Cars is the first Pixar movie to be released since the studio was acquired by Disney, but it’s a watershed moment for the studio for another, more important reason — it marks their first significant departure from the basic premise of their first six full-length features.
From Toy Story (1995) to The Incredibles (2004), Pixar films have always been set in our world. Each plot unfolds in a contemporary American universe, inhabited by human beings. Each of these films explores a part of this world unseen in everyday life: Toy Story and Toy Story 2 imagine our toys coming to life whenever our backs our turned, A Bug’s Life‘s drama occurs on a scale too small for our eyes to perceive, Monsters Inc. takes place in a universe that parallels and intersects with our own, Finding Nemo takes place under water, and The Incredibles fleshes out the secret lives of super heroes that walk amongst us.
In Cars, for the first time, human beings are absent. Except, of course, they're not. Here is a world in which the rock formations of the American southwest resemble tailfins, in which "cows" are tractors, and in which even the bugs are miniature Volkswagens with wings. But where did these cars come from? What God wrought these creatures in His (or Her) own image?

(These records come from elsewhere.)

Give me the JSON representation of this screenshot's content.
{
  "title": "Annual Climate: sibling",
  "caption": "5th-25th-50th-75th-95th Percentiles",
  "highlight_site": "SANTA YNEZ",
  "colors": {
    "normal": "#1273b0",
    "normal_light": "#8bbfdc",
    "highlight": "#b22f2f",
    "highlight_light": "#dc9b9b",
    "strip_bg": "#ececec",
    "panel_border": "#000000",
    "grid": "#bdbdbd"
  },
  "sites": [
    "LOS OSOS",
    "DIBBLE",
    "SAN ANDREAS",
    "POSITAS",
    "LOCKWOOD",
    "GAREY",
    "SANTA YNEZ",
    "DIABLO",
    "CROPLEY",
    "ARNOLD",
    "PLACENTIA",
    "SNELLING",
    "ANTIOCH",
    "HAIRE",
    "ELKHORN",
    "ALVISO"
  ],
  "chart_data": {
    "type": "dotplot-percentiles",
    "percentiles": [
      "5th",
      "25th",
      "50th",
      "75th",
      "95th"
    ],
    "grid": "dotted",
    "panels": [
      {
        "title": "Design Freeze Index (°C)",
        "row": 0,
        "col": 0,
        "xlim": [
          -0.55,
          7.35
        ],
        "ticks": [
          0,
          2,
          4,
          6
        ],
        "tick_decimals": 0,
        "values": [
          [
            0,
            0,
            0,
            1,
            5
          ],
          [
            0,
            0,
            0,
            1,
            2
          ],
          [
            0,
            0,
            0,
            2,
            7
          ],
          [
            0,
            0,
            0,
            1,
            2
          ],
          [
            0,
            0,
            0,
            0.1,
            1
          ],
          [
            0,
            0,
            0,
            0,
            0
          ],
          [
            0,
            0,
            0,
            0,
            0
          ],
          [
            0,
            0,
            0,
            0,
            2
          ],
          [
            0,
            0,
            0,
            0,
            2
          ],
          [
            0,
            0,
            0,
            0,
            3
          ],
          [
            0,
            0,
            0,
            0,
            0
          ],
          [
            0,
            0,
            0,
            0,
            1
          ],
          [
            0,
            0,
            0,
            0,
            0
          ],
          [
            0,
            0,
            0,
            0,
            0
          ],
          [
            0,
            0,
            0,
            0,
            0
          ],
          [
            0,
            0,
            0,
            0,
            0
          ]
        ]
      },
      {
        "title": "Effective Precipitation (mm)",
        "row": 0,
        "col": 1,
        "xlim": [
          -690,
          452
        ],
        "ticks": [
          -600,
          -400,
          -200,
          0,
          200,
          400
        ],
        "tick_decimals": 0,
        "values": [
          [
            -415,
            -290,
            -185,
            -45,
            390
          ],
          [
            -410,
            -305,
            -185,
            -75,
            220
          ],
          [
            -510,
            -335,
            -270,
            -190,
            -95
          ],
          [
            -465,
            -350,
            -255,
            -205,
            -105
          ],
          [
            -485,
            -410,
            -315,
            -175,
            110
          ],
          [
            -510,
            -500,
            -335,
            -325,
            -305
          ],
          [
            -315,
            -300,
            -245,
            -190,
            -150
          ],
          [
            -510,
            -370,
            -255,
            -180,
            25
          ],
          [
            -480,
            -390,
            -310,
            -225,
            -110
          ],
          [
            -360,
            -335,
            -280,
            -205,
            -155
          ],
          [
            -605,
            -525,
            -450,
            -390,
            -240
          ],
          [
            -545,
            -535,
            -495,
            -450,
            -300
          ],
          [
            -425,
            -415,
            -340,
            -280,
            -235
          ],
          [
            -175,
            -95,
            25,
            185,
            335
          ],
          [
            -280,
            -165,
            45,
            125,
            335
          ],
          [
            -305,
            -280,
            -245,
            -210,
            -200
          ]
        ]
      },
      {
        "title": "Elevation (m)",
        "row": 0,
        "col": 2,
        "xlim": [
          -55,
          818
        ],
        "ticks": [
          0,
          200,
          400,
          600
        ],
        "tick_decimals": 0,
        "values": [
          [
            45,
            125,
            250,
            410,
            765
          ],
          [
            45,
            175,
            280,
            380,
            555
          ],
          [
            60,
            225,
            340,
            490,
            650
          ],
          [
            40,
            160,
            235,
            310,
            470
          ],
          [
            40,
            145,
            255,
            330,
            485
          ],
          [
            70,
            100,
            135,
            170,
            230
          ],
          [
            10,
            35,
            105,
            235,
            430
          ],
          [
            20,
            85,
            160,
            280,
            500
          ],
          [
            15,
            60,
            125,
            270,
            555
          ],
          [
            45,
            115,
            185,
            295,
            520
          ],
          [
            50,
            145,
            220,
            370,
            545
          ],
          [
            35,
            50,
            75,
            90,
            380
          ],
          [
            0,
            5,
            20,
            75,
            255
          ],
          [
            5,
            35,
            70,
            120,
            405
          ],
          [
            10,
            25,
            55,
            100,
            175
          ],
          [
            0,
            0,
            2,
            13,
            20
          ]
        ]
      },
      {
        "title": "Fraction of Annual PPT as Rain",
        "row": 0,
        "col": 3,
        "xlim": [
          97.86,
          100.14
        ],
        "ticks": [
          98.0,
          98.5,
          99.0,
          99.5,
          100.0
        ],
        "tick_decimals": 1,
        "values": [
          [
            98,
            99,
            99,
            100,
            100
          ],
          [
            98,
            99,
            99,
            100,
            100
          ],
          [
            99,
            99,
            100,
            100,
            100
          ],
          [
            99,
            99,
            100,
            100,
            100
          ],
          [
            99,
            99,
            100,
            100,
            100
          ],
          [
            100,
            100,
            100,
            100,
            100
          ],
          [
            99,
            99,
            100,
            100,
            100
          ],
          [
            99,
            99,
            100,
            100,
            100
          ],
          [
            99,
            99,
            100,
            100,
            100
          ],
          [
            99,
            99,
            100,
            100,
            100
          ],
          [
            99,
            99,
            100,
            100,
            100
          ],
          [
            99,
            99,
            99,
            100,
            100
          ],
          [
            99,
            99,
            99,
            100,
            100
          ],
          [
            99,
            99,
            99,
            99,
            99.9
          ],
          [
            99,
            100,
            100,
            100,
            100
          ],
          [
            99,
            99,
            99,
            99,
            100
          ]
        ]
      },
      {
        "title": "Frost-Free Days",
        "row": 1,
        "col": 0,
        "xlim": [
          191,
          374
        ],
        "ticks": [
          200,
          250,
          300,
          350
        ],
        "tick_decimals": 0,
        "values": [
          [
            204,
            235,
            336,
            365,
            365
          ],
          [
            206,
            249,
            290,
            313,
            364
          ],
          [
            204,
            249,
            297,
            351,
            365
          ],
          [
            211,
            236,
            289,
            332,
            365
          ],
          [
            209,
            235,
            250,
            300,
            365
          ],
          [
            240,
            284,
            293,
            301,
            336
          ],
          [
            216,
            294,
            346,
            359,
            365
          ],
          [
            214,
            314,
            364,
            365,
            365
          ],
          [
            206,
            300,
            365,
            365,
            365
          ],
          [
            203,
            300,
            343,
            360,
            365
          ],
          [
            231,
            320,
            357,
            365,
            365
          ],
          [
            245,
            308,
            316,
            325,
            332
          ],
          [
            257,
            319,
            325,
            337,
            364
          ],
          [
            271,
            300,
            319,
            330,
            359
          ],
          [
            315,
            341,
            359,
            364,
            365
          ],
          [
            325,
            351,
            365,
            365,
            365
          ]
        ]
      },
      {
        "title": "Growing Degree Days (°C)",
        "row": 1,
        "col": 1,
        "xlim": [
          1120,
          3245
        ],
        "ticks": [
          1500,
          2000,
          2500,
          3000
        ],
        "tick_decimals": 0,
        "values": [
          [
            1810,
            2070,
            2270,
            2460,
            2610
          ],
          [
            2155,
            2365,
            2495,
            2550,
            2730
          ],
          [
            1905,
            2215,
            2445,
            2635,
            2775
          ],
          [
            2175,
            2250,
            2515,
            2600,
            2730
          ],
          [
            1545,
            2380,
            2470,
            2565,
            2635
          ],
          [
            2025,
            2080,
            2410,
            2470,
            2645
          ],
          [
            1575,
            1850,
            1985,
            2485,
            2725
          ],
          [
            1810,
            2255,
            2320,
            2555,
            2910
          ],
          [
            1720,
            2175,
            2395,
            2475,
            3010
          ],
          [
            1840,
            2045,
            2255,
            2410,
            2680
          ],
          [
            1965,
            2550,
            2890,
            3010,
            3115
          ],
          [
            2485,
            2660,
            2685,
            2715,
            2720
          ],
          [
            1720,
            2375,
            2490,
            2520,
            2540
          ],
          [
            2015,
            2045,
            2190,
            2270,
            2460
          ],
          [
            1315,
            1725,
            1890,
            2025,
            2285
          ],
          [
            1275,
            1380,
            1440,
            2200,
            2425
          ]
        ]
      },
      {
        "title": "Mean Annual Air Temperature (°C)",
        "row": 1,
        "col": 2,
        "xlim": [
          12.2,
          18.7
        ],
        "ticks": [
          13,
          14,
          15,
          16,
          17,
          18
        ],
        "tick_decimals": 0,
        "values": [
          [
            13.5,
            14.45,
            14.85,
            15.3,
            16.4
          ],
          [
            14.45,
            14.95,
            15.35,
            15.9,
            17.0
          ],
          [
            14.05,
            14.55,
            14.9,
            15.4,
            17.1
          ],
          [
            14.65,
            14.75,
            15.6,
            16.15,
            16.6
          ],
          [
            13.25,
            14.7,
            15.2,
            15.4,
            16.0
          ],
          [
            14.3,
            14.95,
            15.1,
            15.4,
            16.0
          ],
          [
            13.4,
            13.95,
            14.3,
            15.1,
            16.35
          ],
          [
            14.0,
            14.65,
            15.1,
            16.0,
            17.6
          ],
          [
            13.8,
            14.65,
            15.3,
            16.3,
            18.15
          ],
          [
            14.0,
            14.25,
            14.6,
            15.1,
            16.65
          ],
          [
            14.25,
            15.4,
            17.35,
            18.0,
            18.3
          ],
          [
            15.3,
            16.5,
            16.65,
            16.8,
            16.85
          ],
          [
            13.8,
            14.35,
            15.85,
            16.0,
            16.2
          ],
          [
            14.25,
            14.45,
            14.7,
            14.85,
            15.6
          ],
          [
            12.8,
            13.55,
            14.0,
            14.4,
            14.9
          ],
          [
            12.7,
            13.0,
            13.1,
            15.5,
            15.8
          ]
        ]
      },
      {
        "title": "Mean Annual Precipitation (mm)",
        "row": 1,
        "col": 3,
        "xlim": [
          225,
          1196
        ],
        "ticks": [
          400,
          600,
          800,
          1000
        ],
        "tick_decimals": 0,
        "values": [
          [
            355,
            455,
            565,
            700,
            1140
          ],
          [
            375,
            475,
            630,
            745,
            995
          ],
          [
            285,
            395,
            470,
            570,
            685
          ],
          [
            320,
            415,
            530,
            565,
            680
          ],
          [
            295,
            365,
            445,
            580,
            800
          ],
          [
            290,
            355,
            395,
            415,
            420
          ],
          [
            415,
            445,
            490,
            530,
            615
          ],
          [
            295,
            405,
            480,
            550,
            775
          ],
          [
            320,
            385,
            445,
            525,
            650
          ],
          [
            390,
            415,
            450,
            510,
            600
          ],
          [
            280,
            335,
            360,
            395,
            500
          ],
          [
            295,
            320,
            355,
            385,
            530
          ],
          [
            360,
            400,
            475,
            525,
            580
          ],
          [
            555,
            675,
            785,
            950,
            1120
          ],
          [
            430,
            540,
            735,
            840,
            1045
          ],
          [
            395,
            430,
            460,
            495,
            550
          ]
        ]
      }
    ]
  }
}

In one telling scene, Radiator Springs' oldest resident Lizzie (Katherine Helmond) gestures towards a picture of her husband, the town's founder Stanley (like Lizzie, a Model T Ford). This begs a question: what where Stanley's forefathers? Horses? As in last year's Robots, human beings might be absent from this world, but their presence looms over it hauntingly.
The first six Pixar films are effective at fueling young (and young at heart) imaginations because they operate in much the same way. They make sense of the wider, unfamiliar world by imposing a child's understanding of human society on inanimate objects, animals, and nightmares. They take lessons from the World I Understand and apply them to the World I Don't.